Thornton is a self-taught painter who works in a garden studio on the banks of the Ouse at Selby, where he brings energy and drive to his work, in which water is the element that most fascinates him.

“I have seldom, if ever, met anyone who doesn’t respond favourably to John’s work,” says Ann. “The work has a compelling serenity that seems to strike a chord with just about everyone, even those who are not normally attracted to seascapes but who appreciate that John’s seas are alive and real.

“His powerful and dramatic seascapes enable you to hear the roar of the sea and to feel that you are standing on the edge of the cliff or beach, whereas his quiet woodland scenes have a contrasting calm and peaceful atmosphere, also often incorporating water.”

John says: “Every time you look at the sea it is different: different light, different wind speed, different weather conditions and different movement.”

Consequently his work is spontaneous and intuitive. “When I start a painting in the morning I have to have something to show for it at the end of the day,” he says.

He spent much of his working life as a joiner, like his father and grandfather, but interspersed with a variety of jobs: selling leather clothes in Chelsea in the Sixties, living in a hippy colony in Cornwall and travelling to Morocco in a Dormobile van.

It was the mid-Seventies before he made his way back to Yorkshire, to a 17th century riverside house in Selby: originally the home of his grandfather, then his parents, then himself and his sisters, and now John and his family. Truly a family house, it is one of the oldest houses in the town.

John’s mixed-media works encompasses ink, acrylic and watercolour to achieve the fluidity that he seeks, along with found materials, such as sand, shells and rope.
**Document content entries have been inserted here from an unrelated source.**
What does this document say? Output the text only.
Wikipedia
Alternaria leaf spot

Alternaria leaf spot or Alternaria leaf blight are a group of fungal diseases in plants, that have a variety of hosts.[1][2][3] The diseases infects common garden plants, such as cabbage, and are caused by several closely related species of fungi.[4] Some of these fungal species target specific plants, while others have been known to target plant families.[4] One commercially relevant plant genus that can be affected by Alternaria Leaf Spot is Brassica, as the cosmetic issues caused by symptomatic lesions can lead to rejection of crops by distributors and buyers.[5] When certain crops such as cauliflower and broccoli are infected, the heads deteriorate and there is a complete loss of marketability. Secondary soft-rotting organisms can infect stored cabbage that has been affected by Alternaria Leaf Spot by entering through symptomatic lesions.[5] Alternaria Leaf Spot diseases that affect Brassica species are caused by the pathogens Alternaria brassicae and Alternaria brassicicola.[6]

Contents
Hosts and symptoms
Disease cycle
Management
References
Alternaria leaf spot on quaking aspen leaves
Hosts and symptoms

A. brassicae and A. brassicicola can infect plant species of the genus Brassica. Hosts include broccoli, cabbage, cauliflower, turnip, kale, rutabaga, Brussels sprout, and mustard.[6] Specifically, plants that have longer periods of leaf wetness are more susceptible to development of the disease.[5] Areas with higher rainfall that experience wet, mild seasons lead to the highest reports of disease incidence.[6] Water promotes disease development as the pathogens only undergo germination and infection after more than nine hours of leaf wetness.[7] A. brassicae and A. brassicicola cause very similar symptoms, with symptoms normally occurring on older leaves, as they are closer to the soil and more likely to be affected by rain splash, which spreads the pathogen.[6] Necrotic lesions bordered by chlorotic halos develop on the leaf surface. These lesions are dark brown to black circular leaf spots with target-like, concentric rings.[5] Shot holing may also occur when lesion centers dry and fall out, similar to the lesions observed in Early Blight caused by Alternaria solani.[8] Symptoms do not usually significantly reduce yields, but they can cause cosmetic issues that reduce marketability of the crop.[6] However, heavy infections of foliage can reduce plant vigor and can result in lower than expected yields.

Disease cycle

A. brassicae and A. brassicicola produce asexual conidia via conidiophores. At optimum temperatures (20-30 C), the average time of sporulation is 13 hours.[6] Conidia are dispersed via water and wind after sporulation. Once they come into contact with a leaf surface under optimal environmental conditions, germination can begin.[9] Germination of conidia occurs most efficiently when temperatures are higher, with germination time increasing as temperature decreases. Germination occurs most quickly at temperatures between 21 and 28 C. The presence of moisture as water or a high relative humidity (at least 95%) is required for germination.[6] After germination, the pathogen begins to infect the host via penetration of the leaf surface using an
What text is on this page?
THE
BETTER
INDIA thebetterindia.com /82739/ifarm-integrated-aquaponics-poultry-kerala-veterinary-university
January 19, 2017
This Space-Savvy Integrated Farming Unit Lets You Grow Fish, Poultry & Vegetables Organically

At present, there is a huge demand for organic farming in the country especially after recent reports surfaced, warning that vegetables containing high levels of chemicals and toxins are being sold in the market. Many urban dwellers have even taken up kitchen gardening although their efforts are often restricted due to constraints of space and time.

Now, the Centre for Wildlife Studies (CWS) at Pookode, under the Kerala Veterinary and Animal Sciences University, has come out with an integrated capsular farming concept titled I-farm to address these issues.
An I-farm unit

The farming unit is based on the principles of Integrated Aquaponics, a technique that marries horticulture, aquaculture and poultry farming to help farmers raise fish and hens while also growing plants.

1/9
For his woodland scenes, he adds seeds and grasses.

The influence of his love of the sea is omnipresent in his studio, where he is surrounded by fishing nets, glass floats and pieces of flotsam and jetsam picked up along the coast, all of which may one day make its way on to a painting.

His seascapes are worked in a combination of watercolour, ink and acrylic, with whatever material comes to hand used to add texture: sand, grasses, shells, rope et al. “After all, nothing on a beach is flat,” he says. “The beach is always moving.”

Most of his work is inspired by the North Yorkshire coast, with occasional forays to Cornwall too, where his daughter now lives.

John and partner Deborah love to discover quiet, unknown beaches along the Yorkshire coast, the best being those where the access is extremely difficult. “It means there’s no-one else there,” reasons John.

He still works in wood too, making life-size carvings of birds from pieces of driftwood, with beaks and legs created from the corroded metal rods from the Second World War, found on his beachcombing trips.

“If you have always coveted one of John’s paintings – and let’s face it, who hasn’t? – now is your chance,” says Ann.

John Thornton’s exhibition will run from July 25 to October 6; open on Thursday evenings until 9pm; the first weekend of the month, 11am to 5pm each day, and by appointment on 01904 656507.